Review of "Sicko" by Michael Moore
rating **** 1/2
I have to admit that I had some preconceived notions before I watched this film. I like the documentaries that Michael Moore has done in the past, but they all have been very one sided and very opinionated. I was expecting the same with this one. I was wrong. He does a very good job of telling both sides of the story (mostly).
I have to preface this review by stating up front that while I agree with a lot of what Michael Moore has to say about the poor quality of health insurance in the U.S., my wife and I have experienced first hand some of the positive aspects of having good health insurance. Our baby, Allison, was born with complications that forced her to remain hospitalized after birth. Allison did not survive her six and a half weeks of life in the hospital. But in that same time period her medical costs exceeded $250,000. My wife and I paid a little over $3,000 of that amount in out of pocket expenses. None of the expensive medical treatments that the doctors requested were denied. We didn’t have to fight anyone. Had we not had a health insurer who delivered as promised, we would still be paying on this bill.
Now back to the review. I had read or heard from various sources how the film touts the health care system in Canada. I must have heard this before the film was completed, because I also heard a lot about how health care might be free in Canada, but you’ll die before you get that care because of the long lines. Well, the film shows these same naysayers. Michael Moore then goes to Canada and visits hospitals, pharmacies, and doctor’s offices. No one there seems to be complaining about long lines.

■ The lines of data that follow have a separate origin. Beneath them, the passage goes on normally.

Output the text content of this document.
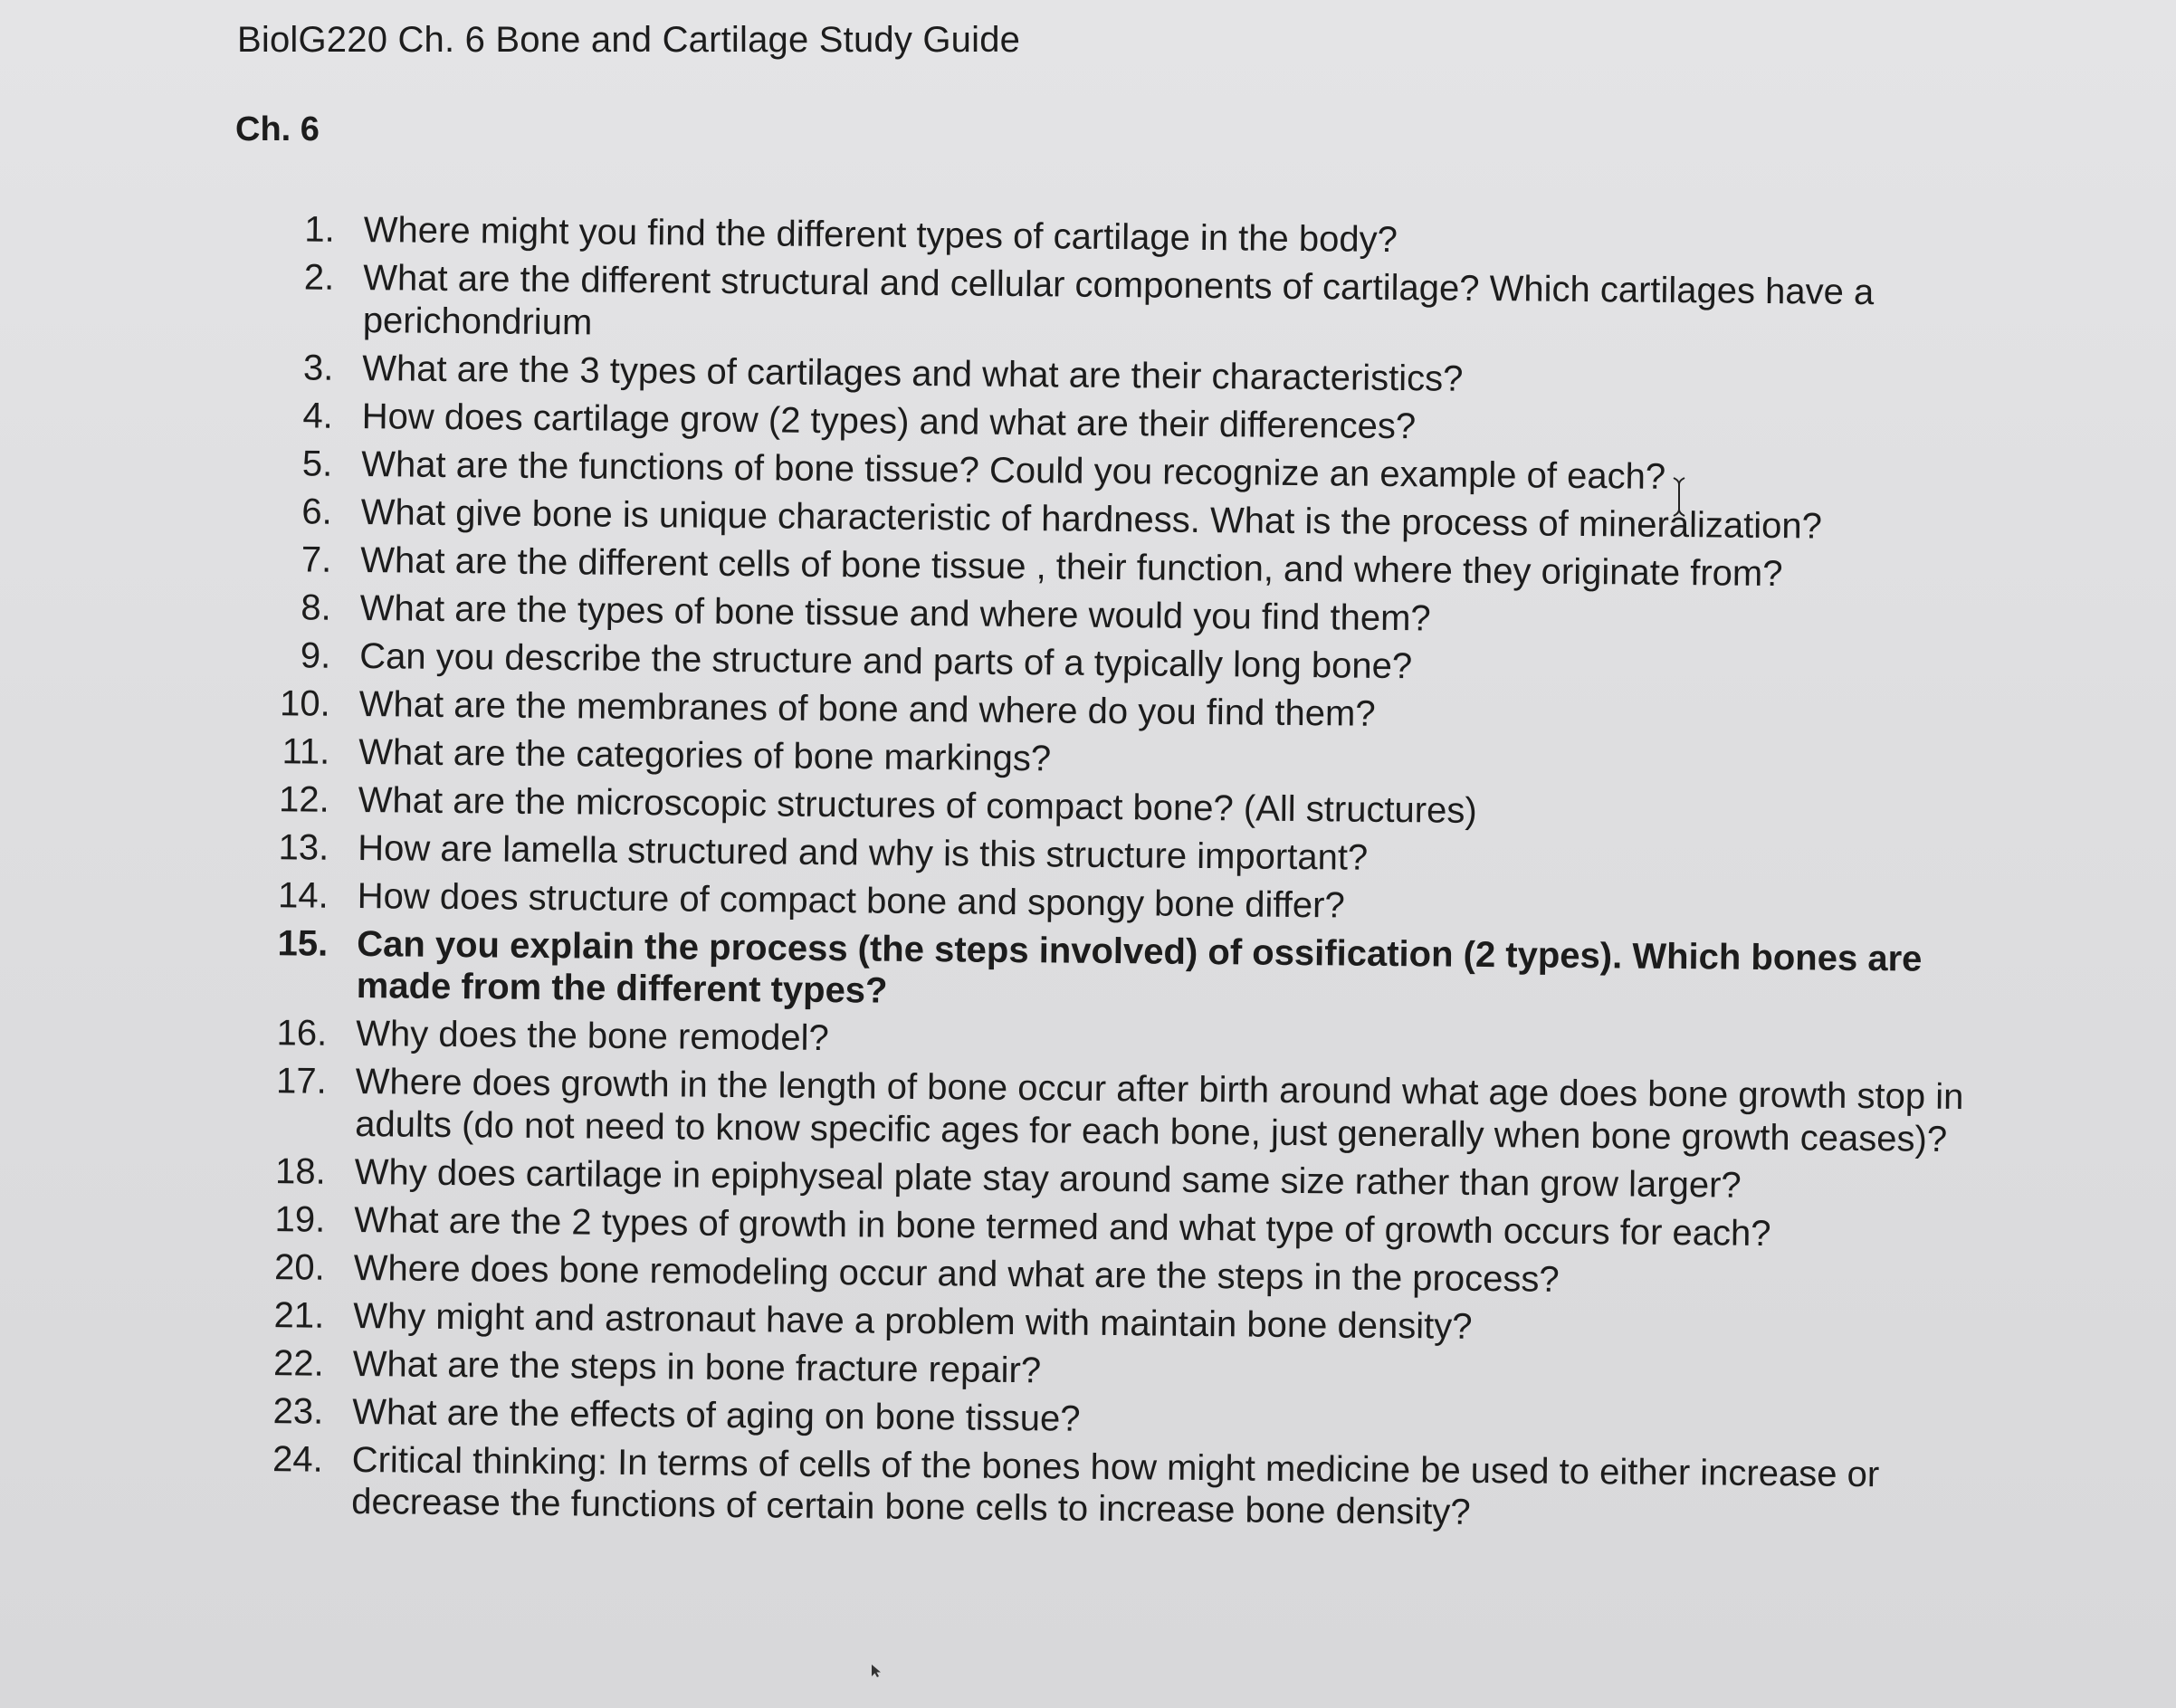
BiolG220 Ch. 6 Bone and Cartilage Study Guide
Ch. 6
1. Where might you find the different types of cartilage in the body?
2. What are the different structural and cellular components of cartilage? Which cartilages have a perichondrium
3. What are the 3 types of cartilages and what are their characteristics?
4. How does cartilage grow (2 types) and what are their differences?
5. What are the functions of bone tissue? Could you recognize an example of each?
6. What give bone is unique characteristic of hardness. What is the process of mineralization?
7. What are the different cells of bone tissue , their function, and where they originate from?
8. What are the types of bone tissue and where would you find them?
9. Can you describe the structure and parts of a typically long bone?
10. What are the membranes of bone and where do you find them?
11. What are the categories of bone markings?
12. What are the microscopic structures of compact bone? (All structures)
13. How are lamella structured and why is this structure important?
14. How does structure of compact bone and spongy bone differ?
15. Can you explain the process (the steps involved) of ossification (2 types). Which bones are made from the different types?
16. Why does the bone remodel?
17. Where does growth in the length of bone occur after birth around what age does bone growth stop in adults (do not need to know specific ages for each bone, just generally when bone growth ceases)?
18. Why does cartilage in epiphyseal plate stay around same size rather than grow larger?
19. What are the 2 types of growth in bone termed and what type of growth occurs for each?
20. Where does bone remodeling occur and what are the steps in the process?
21. Why might and astronaut have a problem with maintain bone density?
22. What are the steps in bone fracture repair?
23. What are the effects of aging on bone tissue?
24. Critical thinking: In terms of cells of the bones how might medicine be used to either increase or decrease the functions of certain bone cells to increase bone density?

He visits Brittan and France, both of which offer free health care to everyone. France is unbelievable in what they offer their citizens. I do recall, however, there being a lot of upheaval in France among the youth, who are finding it more difficult to find jobs. The people have become so accustomed to five or more weeks of paid vacation and other amenities like free day care, that employers can’t afford to add new employees. There was nothing about that upheaval in the film. Nor was there anything about possible abuses of free health care. I would have liked to have seen how these countries deal with hypochondriacs and drug addicts and the people who take advantage of the system.
Like other films by Michael Moore, this film has a political motive. But in this case it is one we should all get behind. Universal health care is possible and he shows how other countries are doing it. The stories of individuals who were denied health care due to the greed of the insurance companies and their overpaid CEOs is enough to make anyone demand change.
I’d much rather have my health insurance premiums go into a national fund than into the pockets of insurance company doctors and executives who go out of their way to deny payment. This is a film that could actually have an impact on people getting behind a cause. I hope it does just that. I plan to vote for the bill for universal health care the first opportunity I get, and so should you.